Все сенаторы очень хвалили мудрые слова Варрона и высокую должность, по совету того же консула Варрона, который по закону имел право назначать диктатора, был выдвинут патриций-консуляр Марк Юний Пера, который объявил, что назначает своим начальником кавалерии плебея Тиберия Семпрония Гракха.
Когда сенат разошёлся, до рассвета оставалось ещё три часа, и верховный понтифик Публий Корнелий Лентул, выйдя из курии, узнал, что минувшей ночью неизвестные злодеи с неясной, но явно преступной целью пытались проникнуть за ограду сада Весты.

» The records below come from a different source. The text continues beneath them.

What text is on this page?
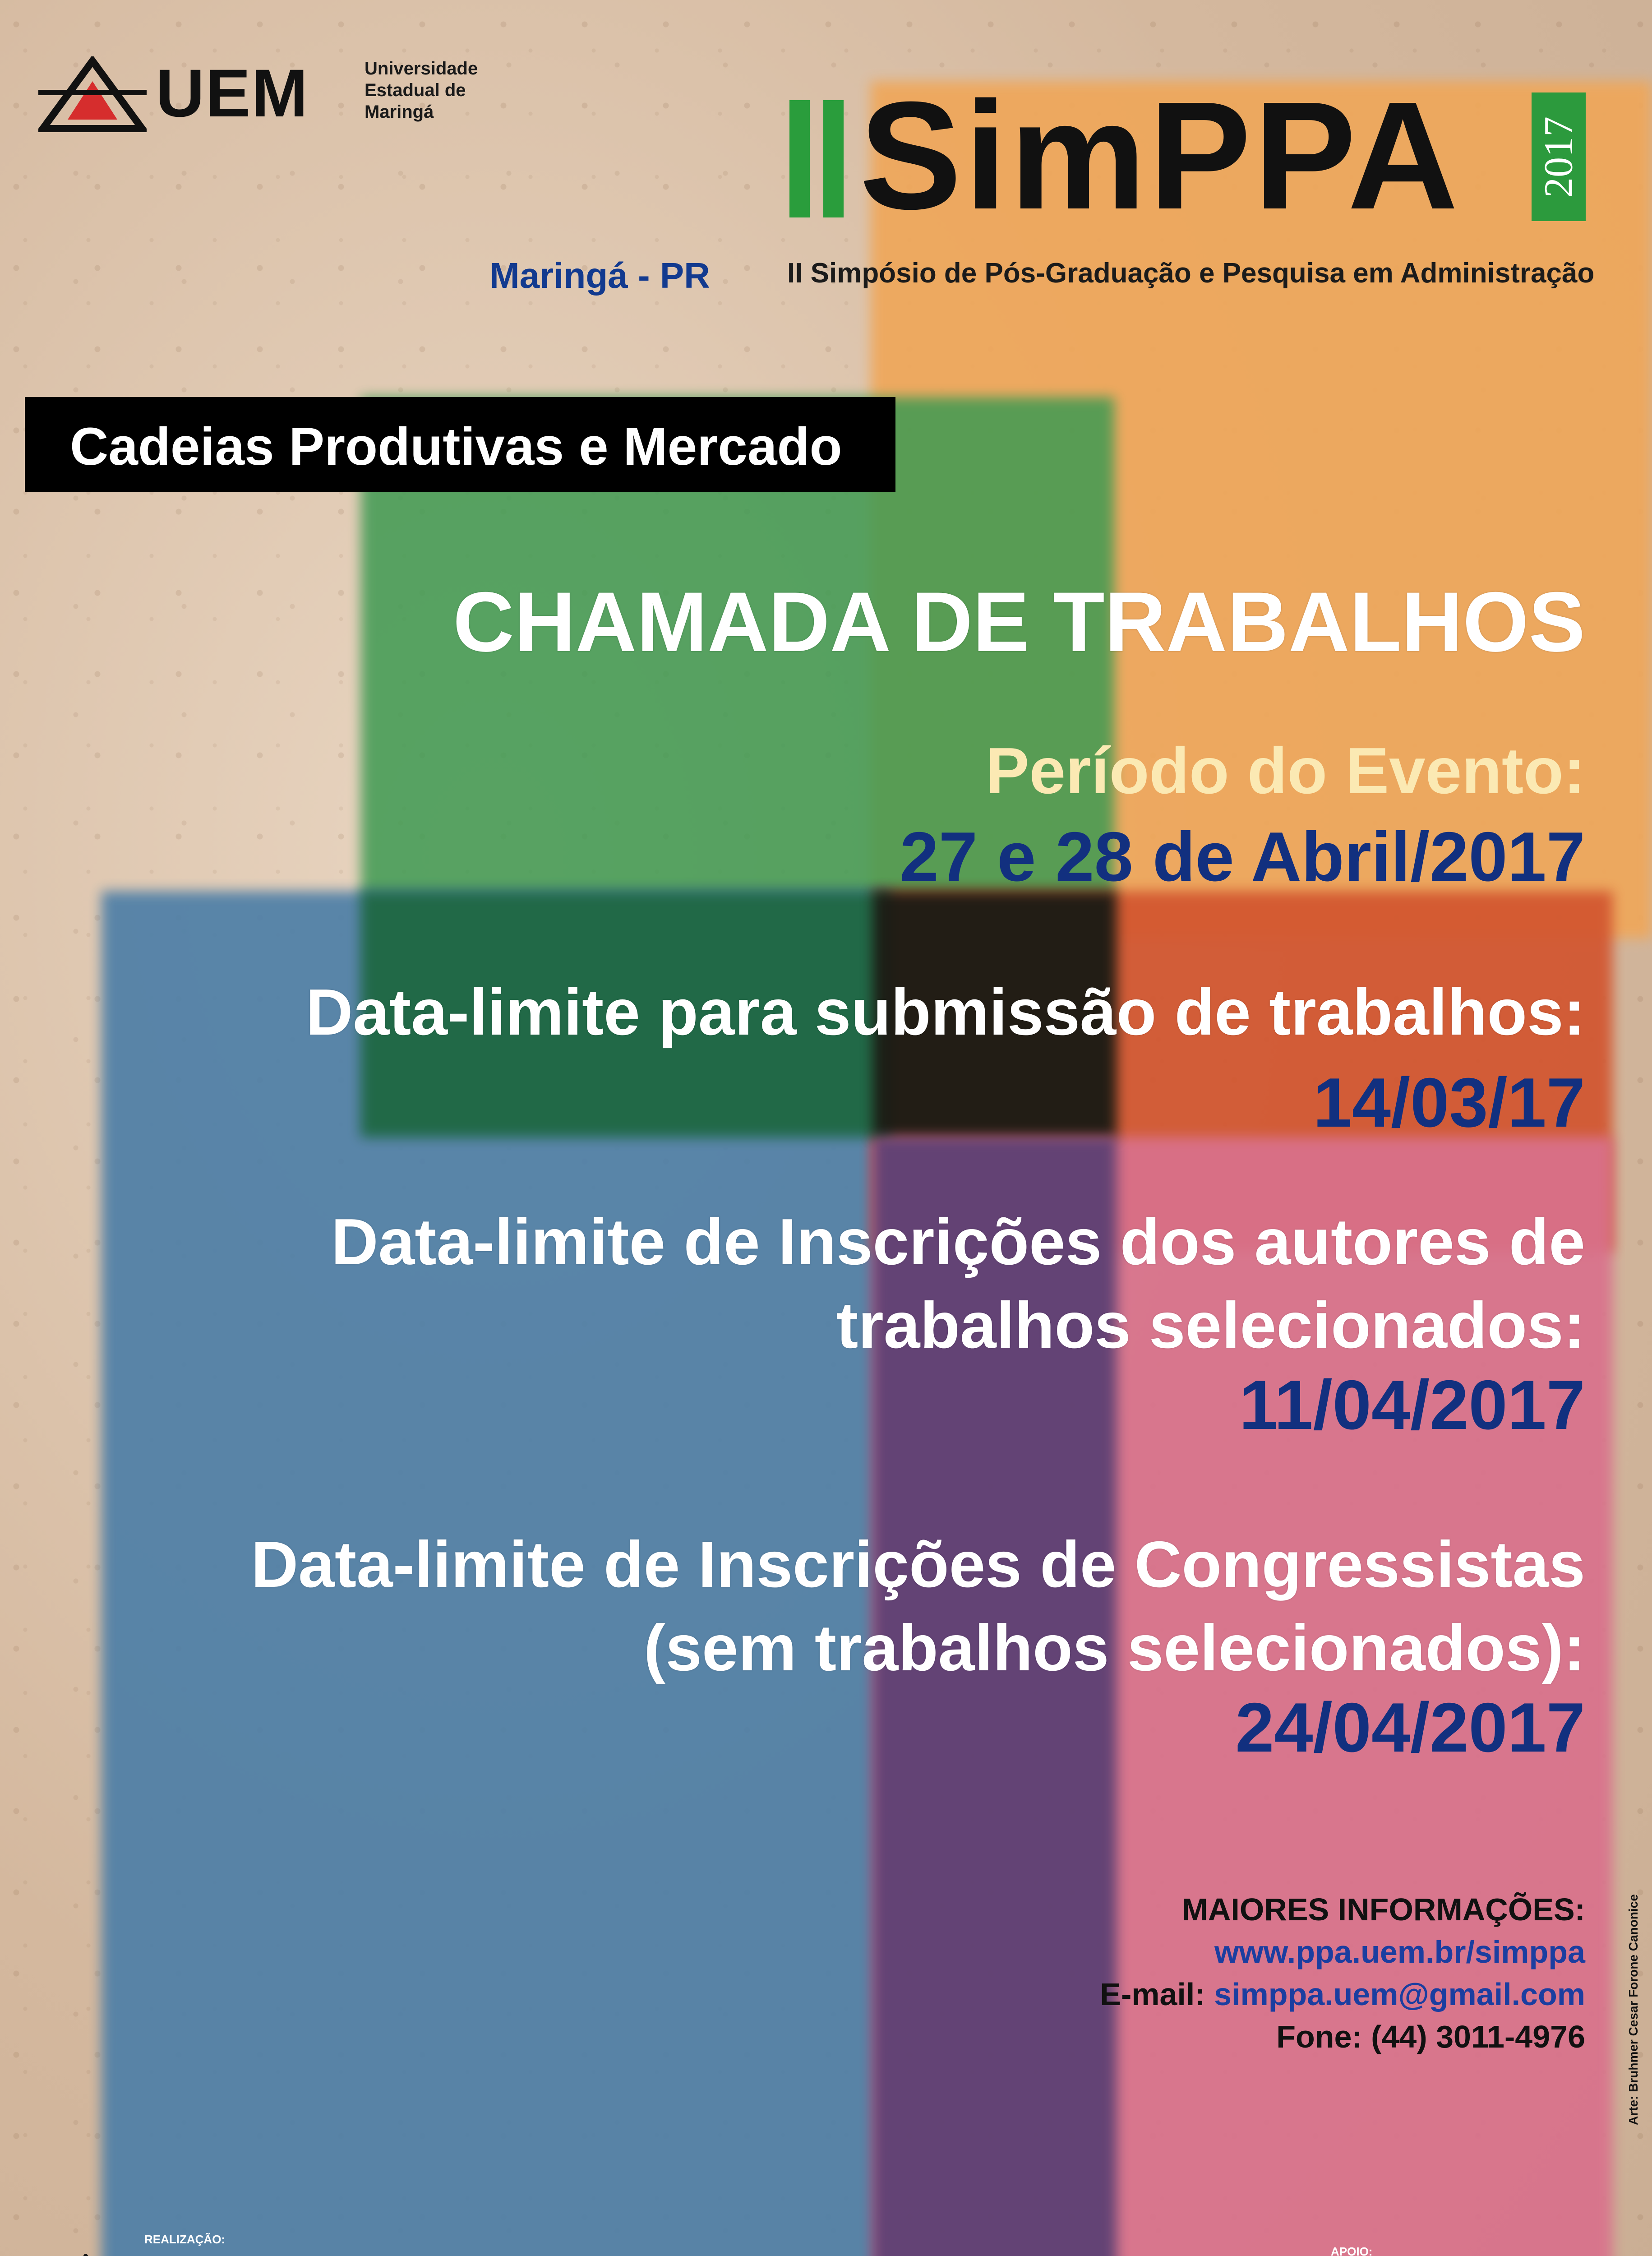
UEM	Universidade
Estadual de
Maringá	SimPPA 2017
II Simpósio de Pós-Graduação e Pesquisa em Administração
Maringá - PR
Cadeias Produtivas e Mercado
CHAMADA DE TRABALHOS
Período do Evento:
27 e 28 de Abril/2017
Data-limite para submissão de trabalhos:
14/03/17
Data-limite de Inscrições dos autores de
trabalhos selecionados:
11/04/2017
Data-limite de Inscrições de Congressistas
(sem trabalhos selecionados):
24/04/2017
MAIORES INFORMAÇÕES:
www.ppa.uem.br/simppa
E-mail: simppa.uem@gmail.com
Fone: (44) 3011-4976
REALIZAÇÃO:
APOIO:
Arte: Bruhmer Cesar Forone Canonice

Эта новость, а также известие о почётной встрече консула Гая Теренция Варрона стали в ту ночь предметом всеобщих обсуждений людей, столпившихся на форуме и площади Комиций, а также тех, кто с вечера засел в многочисленных полонах, кавпонах, термополиях, энополиях, ганеях и других злачных местах города.

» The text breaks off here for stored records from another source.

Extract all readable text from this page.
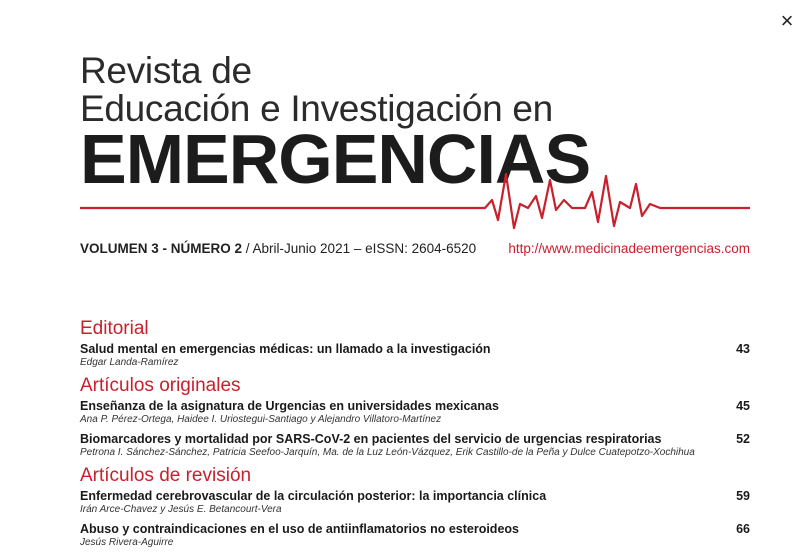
×
Revista de
Educación e Investigación en
EMERGENCIAS
VOLUMEN 3 - NÚMERO 2 / Abril-Junio 2021 – eISSN: 2604-6520 http://www.medicinadeemergencias.com
Editorial
Salud mental en emergencias médicas: un llamado a la investigación
Edgar Landa-Ramírez
43
Artículos originales
Enseñanza de la asignatura de Urgencias en universidades mexicanas
Ana P. Pérez-Ortega, Haidee I. Uriostegui-Santiago y Alejandro Villatoro-Martínez
45
Biomarcadores y mortalidad por SARS-CoV-2 en pacientes del servicio de urgencias respiratorias
Petrona I. Sánchez-Sánchez, Patricia Seefoo-Jarquín, Ma. de la Luz León-Vázquez, Erik Castillo-de la Peña y Dulce Cuatepotzo-Xochihua
52
Artículos de revisión
Enfermedad cerebrovascular de la circulación posterior: la importancia clínica
Irán Arce-Chavez y Jesús E. Betancourt-Vera
59
Abuso y contraindicaciones en el uso de antiinflamatorios no esteroideos
Jesús Rivera-Aguirre
66
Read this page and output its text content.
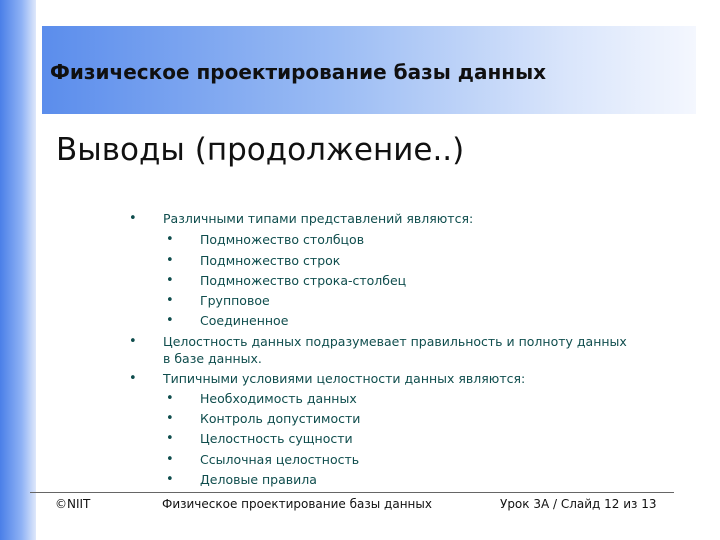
Физическое проектирование базы данных
Выводы (продолжение..)
• Различными типами представлений являются:
• Подмножество столбцов
• Подмножество строк
• Подмножество строка-столбец
• Групповое
• Соединенное
• Целостность данных подразумевает правильность и полноту данных в базе данных.
• Типичными условиями целостности данных являются:
• Необходимость данных
• Контроль допустимости
• Целостность сущности
• Ссылочная целостность
• Деловые правила
©NIIT	Физическое проектирование базы данных	Урок 3А / Слайд 12 из 13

Верховный понтифик быстро направился к храму Весты, чтобы справиться у максимы о всех подробностях совершенного святотатства и принять меры, которые предотвратили бы повторение столь горестного события.
Луций Кантилий, проблуждав всю ночь напролёт, вернулся на рассвете к себе домой, в окрестности Велабра, совершенно не зная, что делать для спасения Флоронии. На следующий день, к полудню, он пошёл к знаменитому врачу Аркагату, чтобы купить у него за хорошую цену тайное средство, которое — как он надеялся — могло бы навсегда скрыть от глаз весталок и верховного понтифика положение любимой женщины.
Потом он спустился на Форум и, встретившись кое с кем из своих друзей, узнал от них о прибытии консула Варрона и о таинственной попытке проникнуть в храм Весты.
При этой новости Луций Кантилий побледнел и, сильно волнуясь, попросил рассказать подробности.
— Не знаю я ничего, кроме того, что тебе рассказал, — ответил молодой патриций, к которому обратился Кантилий. — Знаю только, что пришли в ужас все те граждане Рима, кто чтит религию предков и верит в спасение родины, пенаты и палладий которой хранятся в храме Весты.
Кантилий склонил голову, помрачнел и сделался задумчивым.
— А если те, кто пытался проникнуть в храм, нацелились не на похищение весталок, не на насилие над ними, а хотели украсть именно священный палладий? — сказал после некоторого раздумья старый всадник, друживший с отцом Кантилия.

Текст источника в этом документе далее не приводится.